Da wurde ihre Aufmerksamkeit, die heute viel zu wünschen übrigließ, plötzlich gefesselt. Ein Wort Goethes war es, das Professor Martin mit der Klasse durchsprach. »Edel sei der Mensch, hilfreich und gut.« Den Zusammenhang mit dem Vorangegangenen hatte Suse überhört. Aber die Frage des Lehrers: »Was ist edel?« riß sie aus ihrer Versunkenheit.
»Edel ist, wenn man den Armen hilft«, antwortete eins der Mädel.
»Das ist wohl schon mehr unter den Begriff ›hilfreich‹ einzureihen«, überlegte der Ordinarius mit seiner Klasse. »Nun, Ruth?«
»Edel ist, wenn man selbstlos ist und mehr an andere denkt als an sich«, antwortete Ruth.

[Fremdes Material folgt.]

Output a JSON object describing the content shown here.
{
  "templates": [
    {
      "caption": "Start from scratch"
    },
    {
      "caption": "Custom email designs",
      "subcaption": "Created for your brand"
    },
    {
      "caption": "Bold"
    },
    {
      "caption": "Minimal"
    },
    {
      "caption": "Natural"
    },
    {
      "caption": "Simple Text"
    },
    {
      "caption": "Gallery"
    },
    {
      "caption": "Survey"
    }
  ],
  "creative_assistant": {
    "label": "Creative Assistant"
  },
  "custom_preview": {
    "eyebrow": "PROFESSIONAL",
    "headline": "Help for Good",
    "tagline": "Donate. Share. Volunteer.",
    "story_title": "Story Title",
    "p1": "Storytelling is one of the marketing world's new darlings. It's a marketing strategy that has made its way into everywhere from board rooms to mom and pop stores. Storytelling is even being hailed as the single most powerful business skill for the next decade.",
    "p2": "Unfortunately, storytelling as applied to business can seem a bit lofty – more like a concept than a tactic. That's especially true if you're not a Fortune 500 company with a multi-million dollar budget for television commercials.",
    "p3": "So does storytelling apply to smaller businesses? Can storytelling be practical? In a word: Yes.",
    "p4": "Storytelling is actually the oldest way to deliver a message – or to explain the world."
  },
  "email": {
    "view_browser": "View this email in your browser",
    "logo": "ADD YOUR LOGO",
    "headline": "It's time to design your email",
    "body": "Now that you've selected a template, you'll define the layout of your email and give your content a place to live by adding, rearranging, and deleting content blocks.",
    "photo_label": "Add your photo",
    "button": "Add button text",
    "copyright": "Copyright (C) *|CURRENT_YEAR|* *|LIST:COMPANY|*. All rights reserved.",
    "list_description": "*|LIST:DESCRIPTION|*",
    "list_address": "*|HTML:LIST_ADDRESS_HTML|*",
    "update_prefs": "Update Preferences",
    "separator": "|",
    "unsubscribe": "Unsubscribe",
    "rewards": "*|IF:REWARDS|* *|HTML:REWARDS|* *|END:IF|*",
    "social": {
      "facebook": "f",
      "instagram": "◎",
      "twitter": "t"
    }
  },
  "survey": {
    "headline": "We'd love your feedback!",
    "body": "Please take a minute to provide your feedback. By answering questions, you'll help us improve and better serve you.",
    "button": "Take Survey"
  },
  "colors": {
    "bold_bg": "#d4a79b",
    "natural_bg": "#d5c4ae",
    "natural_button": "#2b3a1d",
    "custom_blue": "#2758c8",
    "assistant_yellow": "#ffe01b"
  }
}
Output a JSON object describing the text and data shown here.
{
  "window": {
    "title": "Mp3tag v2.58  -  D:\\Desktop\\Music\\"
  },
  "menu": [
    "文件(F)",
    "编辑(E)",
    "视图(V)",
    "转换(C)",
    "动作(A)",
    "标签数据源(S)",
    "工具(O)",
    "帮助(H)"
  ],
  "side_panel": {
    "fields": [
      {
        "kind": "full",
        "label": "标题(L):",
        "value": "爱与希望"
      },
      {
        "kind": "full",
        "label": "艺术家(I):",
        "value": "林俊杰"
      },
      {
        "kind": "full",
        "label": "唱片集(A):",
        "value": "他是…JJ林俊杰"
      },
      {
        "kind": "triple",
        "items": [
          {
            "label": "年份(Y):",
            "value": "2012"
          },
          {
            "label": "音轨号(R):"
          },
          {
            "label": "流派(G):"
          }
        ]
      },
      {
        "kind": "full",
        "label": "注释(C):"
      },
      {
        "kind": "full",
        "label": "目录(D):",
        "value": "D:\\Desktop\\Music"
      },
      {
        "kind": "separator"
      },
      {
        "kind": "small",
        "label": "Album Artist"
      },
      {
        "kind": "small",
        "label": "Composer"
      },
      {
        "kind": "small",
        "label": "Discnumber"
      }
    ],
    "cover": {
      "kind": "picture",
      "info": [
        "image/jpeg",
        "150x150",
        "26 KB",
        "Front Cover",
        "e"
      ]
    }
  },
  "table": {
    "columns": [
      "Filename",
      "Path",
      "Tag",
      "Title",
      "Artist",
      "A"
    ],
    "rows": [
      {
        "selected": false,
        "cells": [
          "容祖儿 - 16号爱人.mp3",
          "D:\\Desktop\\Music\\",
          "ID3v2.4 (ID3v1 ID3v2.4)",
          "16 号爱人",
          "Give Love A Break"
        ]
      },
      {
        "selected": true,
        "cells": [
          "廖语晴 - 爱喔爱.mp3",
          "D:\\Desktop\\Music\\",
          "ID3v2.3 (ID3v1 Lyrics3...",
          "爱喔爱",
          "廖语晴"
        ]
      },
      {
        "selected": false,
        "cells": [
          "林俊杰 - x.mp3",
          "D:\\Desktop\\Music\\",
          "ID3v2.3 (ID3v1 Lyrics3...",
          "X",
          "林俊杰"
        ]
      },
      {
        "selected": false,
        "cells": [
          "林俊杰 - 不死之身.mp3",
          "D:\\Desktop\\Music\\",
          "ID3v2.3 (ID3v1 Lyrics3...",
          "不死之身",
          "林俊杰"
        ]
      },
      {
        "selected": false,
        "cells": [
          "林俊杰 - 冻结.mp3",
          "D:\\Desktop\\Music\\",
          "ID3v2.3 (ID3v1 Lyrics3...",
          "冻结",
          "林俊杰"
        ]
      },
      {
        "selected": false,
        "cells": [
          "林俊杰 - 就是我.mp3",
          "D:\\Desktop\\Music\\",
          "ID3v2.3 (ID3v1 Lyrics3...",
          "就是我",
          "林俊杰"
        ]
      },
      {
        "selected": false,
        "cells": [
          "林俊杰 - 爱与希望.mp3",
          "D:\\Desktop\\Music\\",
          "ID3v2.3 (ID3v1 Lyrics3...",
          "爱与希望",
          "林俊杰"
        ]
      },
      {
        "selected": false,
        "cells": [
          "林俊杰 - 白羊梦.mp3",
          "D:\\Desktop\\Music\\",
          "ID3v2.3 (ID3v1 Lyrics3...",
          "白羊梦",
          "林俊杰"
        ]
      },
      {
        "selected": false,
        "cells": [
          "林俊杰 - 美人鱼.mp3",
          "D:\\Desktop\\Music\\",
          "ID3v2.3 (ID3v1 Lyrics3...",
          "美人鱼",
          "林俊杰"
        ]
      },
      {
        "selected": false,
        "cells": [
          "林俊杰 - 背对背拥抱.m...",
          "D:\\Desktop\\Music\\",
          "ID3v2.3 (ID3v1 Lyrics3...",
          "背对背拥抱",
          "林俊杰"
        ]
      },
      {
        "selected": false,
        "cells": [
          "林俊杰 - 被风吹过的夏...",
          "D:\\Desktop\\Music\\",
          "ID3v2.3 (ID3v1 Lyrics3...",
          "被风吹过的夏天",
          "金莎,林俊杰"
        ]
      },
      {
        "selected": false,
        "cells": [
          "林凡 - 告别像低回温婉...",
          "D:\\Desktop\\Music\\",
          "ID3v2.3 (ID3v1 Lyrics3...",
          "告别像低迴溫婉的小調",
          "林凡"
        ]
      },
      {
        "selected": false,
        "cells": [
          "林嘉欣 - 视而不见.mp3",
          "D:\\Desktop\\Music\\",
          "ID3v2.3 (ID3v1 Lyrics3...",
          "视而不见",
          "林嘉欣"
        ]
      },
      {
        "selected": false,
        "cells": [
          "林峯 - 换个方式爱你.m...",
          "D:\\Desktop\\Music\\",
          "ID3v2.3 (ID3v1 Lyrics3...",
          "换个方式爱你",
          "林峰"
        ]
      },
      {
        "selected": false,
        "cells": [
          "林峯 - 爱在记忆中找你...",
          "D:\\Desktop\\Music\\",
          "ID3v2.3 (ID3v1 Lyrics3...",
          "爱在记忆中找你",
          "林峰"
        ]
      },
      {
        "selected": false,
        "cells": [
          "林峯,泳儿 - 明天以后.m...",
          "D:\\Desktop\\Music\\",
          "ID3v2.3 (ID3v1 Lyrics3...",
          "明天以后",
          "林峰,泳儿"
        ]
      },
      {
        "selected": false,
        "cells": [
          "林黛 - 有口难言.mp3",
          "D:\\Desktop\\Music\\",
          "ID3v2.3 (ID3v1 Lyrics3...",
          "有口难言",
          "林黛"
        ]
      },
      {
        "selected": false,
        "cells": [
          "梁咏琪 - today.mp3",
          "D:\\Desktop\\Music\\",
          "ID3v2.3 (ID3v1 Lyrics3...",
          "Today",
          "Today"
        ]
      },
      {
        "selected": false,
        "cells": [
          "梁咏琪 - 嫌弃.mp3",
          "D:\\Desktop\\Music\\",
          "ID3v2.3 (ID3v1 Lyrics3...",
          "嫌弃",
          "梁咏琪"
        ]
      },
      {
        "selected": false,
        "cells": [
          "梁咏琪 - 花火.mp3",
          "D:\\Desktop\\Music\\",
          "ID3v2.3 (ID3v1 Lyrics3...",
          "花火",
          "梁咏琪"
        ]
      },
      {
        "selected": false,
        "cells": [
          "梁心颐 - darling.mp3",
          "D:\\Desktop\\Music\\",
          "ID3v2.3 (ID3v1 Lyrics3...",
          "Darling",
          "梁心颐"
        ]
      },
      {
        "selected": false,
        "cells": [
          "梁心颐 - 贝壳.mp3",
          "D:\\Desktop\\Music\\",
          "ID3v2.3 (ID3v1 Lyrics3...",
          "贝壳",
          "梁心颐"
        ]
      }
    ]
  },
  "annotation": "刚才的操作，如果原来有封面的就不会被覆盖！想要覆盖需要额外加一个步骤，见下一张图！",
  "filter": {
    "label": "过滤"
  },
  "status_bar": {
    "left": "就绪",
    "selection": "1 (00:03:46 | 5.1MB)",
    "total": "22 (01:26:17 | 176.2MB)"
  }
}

»Ja, das ist eine richtige Überlegung. Was meinst du, Hilde?«
»Edel ist, wenn man dem Schwachen beisteht.«
»Gut – Anni Neumann?«
»Edel ist, wenn man sich für irgend jemand opfert.«
»Nun, du denkst gleich an große Taten, Anni. Die Geschichte nennt uns viele edle Männer. Erst neulich erzählte ich euch von dem Stallmeister Froben, der in der Schlacht bei Fehrbellin im ärgsten Kugelregen sein Roß mit dem Schimmel des Großen Kurfürsten tauschte, weil das weiße Pferd dem Feinde als Zielscheibe diente. Der Brave opferte sich selbst für seinen Herrn – das war edel.«
»Edel ist, wenn man gar keinen Krieg mehr macht, sondern wenn alle Menschen in Frieden miteinander leben«, sagte die Erste.
»Bravo, Eva, mit allen Menschen in Frieden leben, das ist edel!« Suse fühlte, wie ihr das Blut ins Gesicht schoß. Also sie war heute nicht edel. Sie hatte ihren besten Freundinnen den Krieg erklärt.
»Man kann auch edle Gesinnung im kleinen beweisen, es bedarf dazu nicht nur großer Leistungen«, nahm Professor Martin wieder das Wort. »Jederzeit im alltäglichen Leben kann man edel sein, selbst Kinder. Keiner ist zu jung dazu. Nun, wollen uns die Zwillinge noch etwas dazu sagen?«
Inge und Helga hatten beide den Finger erhoben.
»Es ist edel, seinem Feinde zu vergeben«, sagte Helga.
»Man soll Böses mit Gutem vergelten«, erklang Inges Stimme neben der erglühenden Suse.
»Freilich, das ist noch edler.« Irrte sich Suse oder sah Professor Martin sie ganz merkwürdig dabei an? Da wandte er sich zu ihr: »Du bist ja heute so schweigsam, Suse Winter. Willst du uns nicht auch noch sagen, was du unter edel sein verstehst?«
»Wenn man treue Freundschaft hält und seinen Freund nicht beschimpft.« So, da hatten Inge und Helga auch ihr Teil. Gleich darauf durchzuckte es Suse – war es nicht unedel, Böses mit Bösem zu vergelten?
Der Lehrer lachte. »Das ist selbstverständlich, sonst ist es ja keine Freundschaft. Dazu braucht man gar nicht besonders edel zu sein, Suse. Nun kommen wir zu den Eigenschaften hilfreich und gut, da wird sich eine Erklärung erübrigen. Ein edler Mensch ist auch gut und hilfreich. Das eine schließt das andere ein. So – und nun denkt zu Hause noch über dieses Goethesche Wort nach. Wir schreiben darüber demnächst einen Aufsatz.«
Ach, Suse dachte an nichts anderes. Als sie mittags allein, nicht wie sonst Arm in Arm mit den Freundinnen, unter Frau Holles Schneegestöber heimzog, da verstand sie das Goethesche Wort ganz genau: Es war nicht edel, mit seinen Freunden »schuß auf ewig« zu sein!